TECHNOPHILE

La dernière chance du Macintosh

Apple présentait samedi son nouveau système d’exploitation, attendu depuis 7 ans par les usagers. Le succès du Mac OS X sera décisif pour l’avenir du constructeur.

L’accouchement a été si long que beaucoup d’adeptes du Macintosh avaient perdu espoir de le voir arriver un jour. Le nouveau système d’exploitation d’Apple est finalement né samedi dernier. Baptisé Mac OS X, ce système doit faire oublier l’avortement douloureux du projet Copland en 1996, puis les deux annonces de retard de sa sortie (nous en parlions en janvier 2000 déjà).

Apple travaille sur ce nouvel environnement logiciel depuis sept ans, une éternité à l’échelle informatique. Depuis le lancement du Mac en 1984, la performance des machines du fabriquant a considérablement progressé – notamment grâce à l’intégration élégante de la gamme de processeurs PowerPC en 1994 – mais parallèlement, le système d’exploitation n’a pas évolué de manière significative.

Pourtant, l’environnement de gestion représente un élément tout aussi fondamental que la performance du processeur dans la qualité d’une machine. Et aujourd’hui, les usagers du Mac n’en peuvent plus.

Ils ne veulent plus devoir redémarrer leur machine deux fois par jour parce qu’une seule application a planté.
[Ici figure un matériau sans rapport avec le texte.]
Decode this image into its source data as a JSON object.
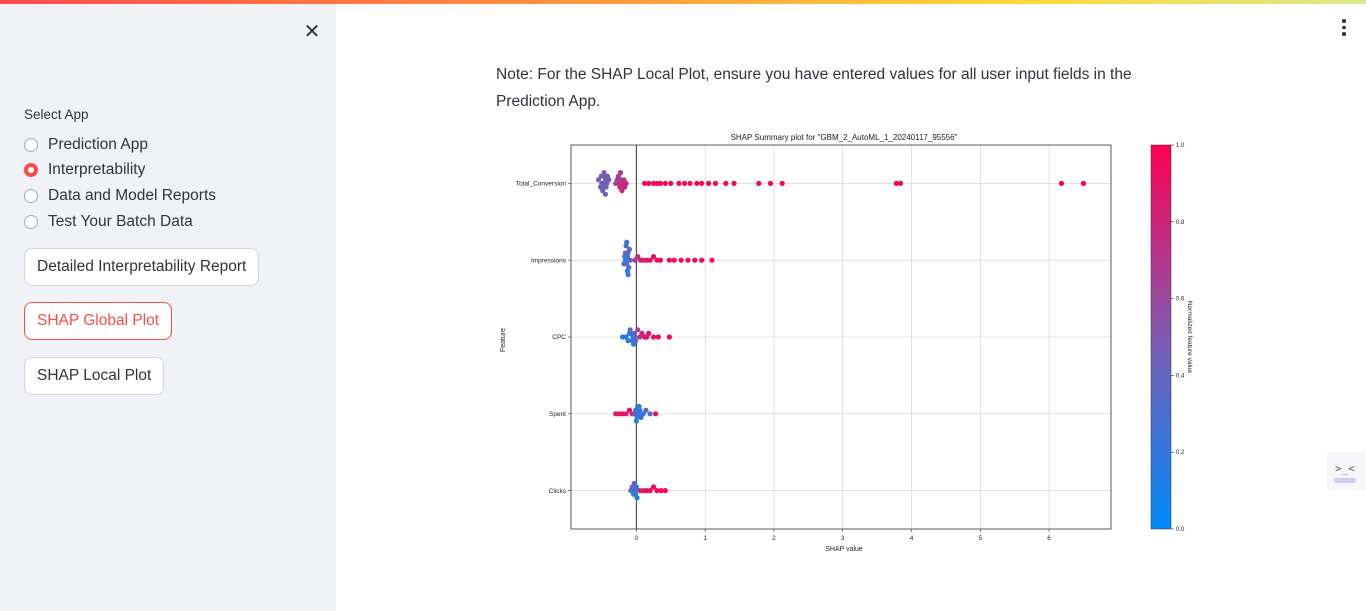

Ils ne veulent plus voir leur bécane geler parce qu’un processus plus ou moins prioritaire (travail d’une image sur Photoshop, copie sur une disquette) occupe toute l’attention du système. Le processeur du Mac arrête par exemple de calculer lorsque l’usager déplace une fenêtre ou sélectionne un menu. Certaines fonctions ne peuvent simplement pas être exécutées simultanément. D’autre part, lorsque l’ordinateur est occupé à une tâche prioritaire, il devient impossible de l’interrompre.

La fragilité du Mac vient de la gestion de la mémoire du Mac OS actuel, qui n’a pratiquement pas évolué depuis les premiers modèles. Sur un Macintosh, les applications partagent la même zone (les mêmes adresses) mémoire. Du coup, lorsqu’une application gèle, c’est l’ensemble de la machine qu’il faut redémarrer car toute la mémoire vive est affectée. Le nouvel OS X propose enfin une mémoire protégée aux utilisateurs du Mac, ce qui augmente considérablement sa fiabilité puisque chaque processus occupe une zone distincte.

Par ailleurs, l’OS X apporte un élément indispensable à tout système d’exploitation moderne, ce que l’on appelle la «gestion préemptive des tâches» (en anglais «preemptive multitasking»). Il s’agit d’une segmentation de l’activité du processeur afin que chaque activité puisse fonctionner simultanément de manière plus fluide.

Ces éléments techniques sont hérités d’Unix, le noyau logiciel sur lequel s’appuie le nouvel OS X d’Apple (d’où le X). Réputé pour sa fiabilité, Unix s’est aussi rendu célèbre par sa relative complexité d’utilisation. Mais l’OS X offre une interface graphique qui dissimule élégamment la technologie professionnelle qui fonctionne en coulisse.

Et les résultats? Les impressions des analystes restent mitigées. C’est que l’OS X souffre encore de quelques défauts de jeunesse: impossible de visionner des films en DVD, ou d’utiliser un graveur de CD avec cette première version. Steve Jobs, le patron d’Apple, promet que ces deux petits problèmes seront réglés très rapidement. Quand ce sera le cas, l’OS X sera livré en standard dans les nouveaux ordinateurs dès cet été.

Par ailleurs, pour bénéficier des nouvelles performances du système (comme la mémoire partagée), les applications doivent être mises à jour et l’usager devra donc acquérir de nouvelles versions de ses logiciels préférés. Les anciens programmes fonctionneront comme avant, mais à l’intérieur d’une session indépendante (l’environnement «Classic»). Cette session souffrira des mêmes fragilités que l’OS 9.0 actuellement en service.

Petit à petit, les applications évolueront pour profiter du nouvel environnement d’Apple. Mais les développeurs suivront-ils assez rapidement pour mettre à jour leurs produits? Par exemple, Macromedia a travaillé pendant un an pour rendre son logiciel d’édition professionnel FreeHand compatible avec l’OS X. Les autres – et notamment les fabricants de jeux – investiront-ils autant, ou préféreront-ils se concentrer sur le PC? L’avenir d’Apple dépend en grande partie de cette décision.

Ce dernier trimestre, Apple a retrouvé les déficits que la sortie de l’iMac, succès commercial indéniable, avait permis de combler. Mais pour que les parts de marché augmentent, il faudra que la qualité, l’élégance, la fiabilité et les performances de l’OS X encouragent les usagers de PC à passer sur Mac. Une mission d’envergure pour Steve Jobs.